Model Context Protocol (MCP)
Contenox is a full native MCP client. Every chat session, plan step, and contenox run invocation can connect to any MCP-compatible server—local child processes, remote SSE streams, or HTTP endpoints.
What is MCP?
The Model Context Protocol is an open standard (originally created by Anthropic and donated to the AI Agentic Foundation at the Linux Foundation) that lets AI agents talk to tools, memory stores, and data sources using a universal wire format.
Think of it as USB-C for AI: one standard connection, unlimited devices.
What makes Contenox's MCP implementation different
Most clients treat MCP as a one-shot API call. Contenox does more: it keeps persistent, session-scoped connections to every registered MCP server.
- Each chat session or plan gets its own dedicated connections.
- State is preserved across all tool calls within that session.
Your agent doesn't just call a tool—it builds a lasting relationship with it.
Register an MCP server
# Local stdio server (spawned as child process)
contenox mcp add myfiles \
--transport stdio \
--command npx \
--args "-y,@modelcontextprotocol/server-filesystem,/home/user/projects"
# Remote SSE endpoint with bearer auth
contenox mcp add memory \
--transport sse \
--url https://mcp.example.com/sse \
--auth-type bearer \
--auth-env MCP_TOKEN
# Remote HTTP endpoint with injected context (hidden from model)
contenox mcp add internal \
--transport http \
--url http://internal-host:8090 \
--header "X-Tenant: acme" \
--inject "tenant_id=acme" --inject "env=production"Manage servers like any other backend:
contenox mcp list
contenox mcp show myfiles
contenox mcp update myfiles --inject "tenant_id=newvalue"
contenox mcp remove myfilesTry the built-in test server
Contenox includes a simple MCP test server for experimentation:
go run ./cmd/mcp-testserver
# → listening on http://localhost:8090
contenox mcp add test --transport http --url http://localhost:8090The test server returns a session_token in every response so you can see the persistent session in action.
Use MCP servers in a chain
Reference them by name in execute_config.hooks:
{
"id": "ask_with_memory",
"handler": "chat_completion",
"system_instruction": "Available tools: {{hookservice:list}}.",
"execute_config": {
"model": "qwen2.5:7b",
"provider": "ollama",
"hooks": ["myfiles", "memory"]
}
}The chain engine automatically connects to each server at task start and keeps the connections open for the entire session.
Supported transports
| Transport | How it works | Best for |
|---|---|---|
stdio | Spawns child process, communicates via stdin/stdout | Local tools (filesystem, databases) |
sse | Connects to remote Server-Sent Events endpoint | Cloud or shared team servers |
http | Connects via HTTP streaming | Production and internal services |
Subprocess lifetime & persistence
stdio servers are started when a contenox command begins and killed when it ends. This applies only to the stdio transport — HTTP and SSE servers are external processes you manage yourself and are unaffected. Each invocation is clean and reproducible, with no leftover server state from previous runs.
For state that must survive across runs, choose servers that persist on their own:
@modelcontextprotocol/server-memorywrites its graph to disk- Remote HTTP/SSE servers you manage can hold any state you need
Combine with contenox plan
MCP really shines in autonomous plans. A single plan can read files, store results, and call APIs with full continuity:
contenox plan new "explore the codebase, identify the top 3 bugs, write a report"
contenox plan next --autoAll steps in an --auto run share the same MCP connections. Manual steps (contenox plan next without --auto) start fresh processes, so only disk-backed or remote servers retain state between steps.
Injecting hidden parameters
You can inject key-value pairs into every MCP tool call — and they will be completely invisible to the model. The model's tool schema never shows them; Contenox merges them in silently on every call.
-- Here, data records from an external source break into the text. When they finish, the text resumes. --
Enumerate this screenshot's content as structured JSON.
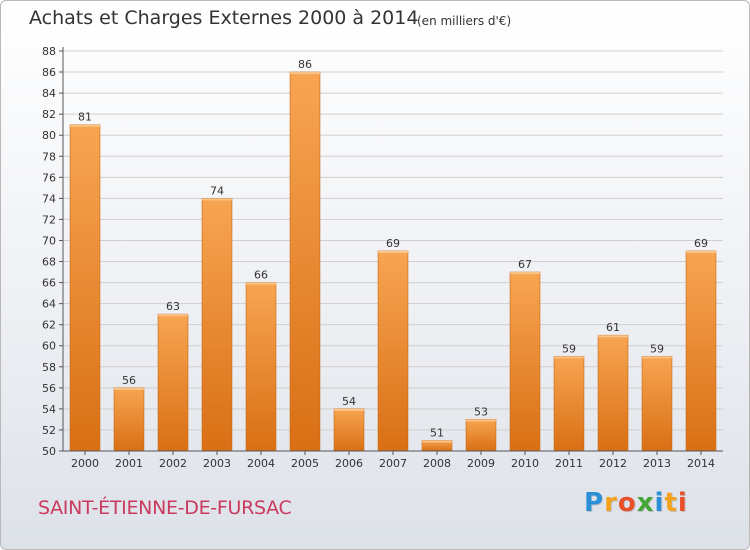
{
  "header": {
    "title": "Achats et Charges Externes 2000 à 2014",
    "unit": "(en milliers d'€)"
  },
  "footer": {
    "city": "SAINT-ÉTIENNE-DE-FURSAC",
    "logo_letters": [
      {
        "ch": "P",
        "color": "#2a8fd6"
      },
      {
        "ch": "r",
        "color": "#f4a21c"
      },
      {
        "ch": "o",
        "color": "#e8502a"
      },
      {
        "ch": "x",
        "color": "#43a636"
      },
      {
        "ch": "i",
        "color": "#2a8fd6"
      },
      {
        "ch": "t",
        "color": "#f4a21c"
      },
      {
        "ch": "i",
        "color": "#e8502a"
      }
    ]
  },
  "colors": {
    "bar_light": "#f7a552",
    "bar_dark": "#d96f14",
    "axis": "#555555",
    "grid": "#cfcfcf"
  },
  "chart_data": {
    "type": "bar",
    "categories": [
      "2000",
      "2001",
      "2002",
      "2003",
      "2004",
      "2005",
      "2006",
      "2007",
      "2008",
      "2009",
      "2010",
      "2011",
      "2012",
      "2013",
      "2014"
    ],
    "values": [
      81,
      56,
      63,
      74,
      66,
      86,
      54,
      69,
      51,
      53,
      67,
      59,
      61,
      59,
      69
    ],
    "ylim": [
      50,
      88
    ],
    "ytick_step": 2,
    "grid": true,
    "data_labels": true
  }
}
contenox mcp add myserver --transport http --url http://localhost:8090 \
--inject "tenant_id=acme" \
--inject "correlation_id=trace-xyz"
# Update inject params without recreating the server
contenox mcp update myserver --inject "tenant_id=newvalue"Injected values always override any same-named args the model might provide. Use this for: tenant context, correlation IDs, session tags, environment identifiers, or any infrastructure parameter the model doesn't need to reason about.
For HTTP request headers (SSE/HTTP transports), use --header instead:
contenox mcp update myserver --header "X-Tenant: acme" --header "X-Version: 2"NOTE
mcp update --header and mcp update --inject each replace the entire corresponding map. Pass all required values in one call.
Security notes
- Use
--auth-envinstead of--auth-tokento keep secrets out of shell history. --injectand--headervalues are stored in SQLite and never logged or shown bymcp show(keys are shown, values are masked).stdioservers run as child processes—limit their filesystem access.- Session tokens are scoped to the current CLI session and never stored in plain text.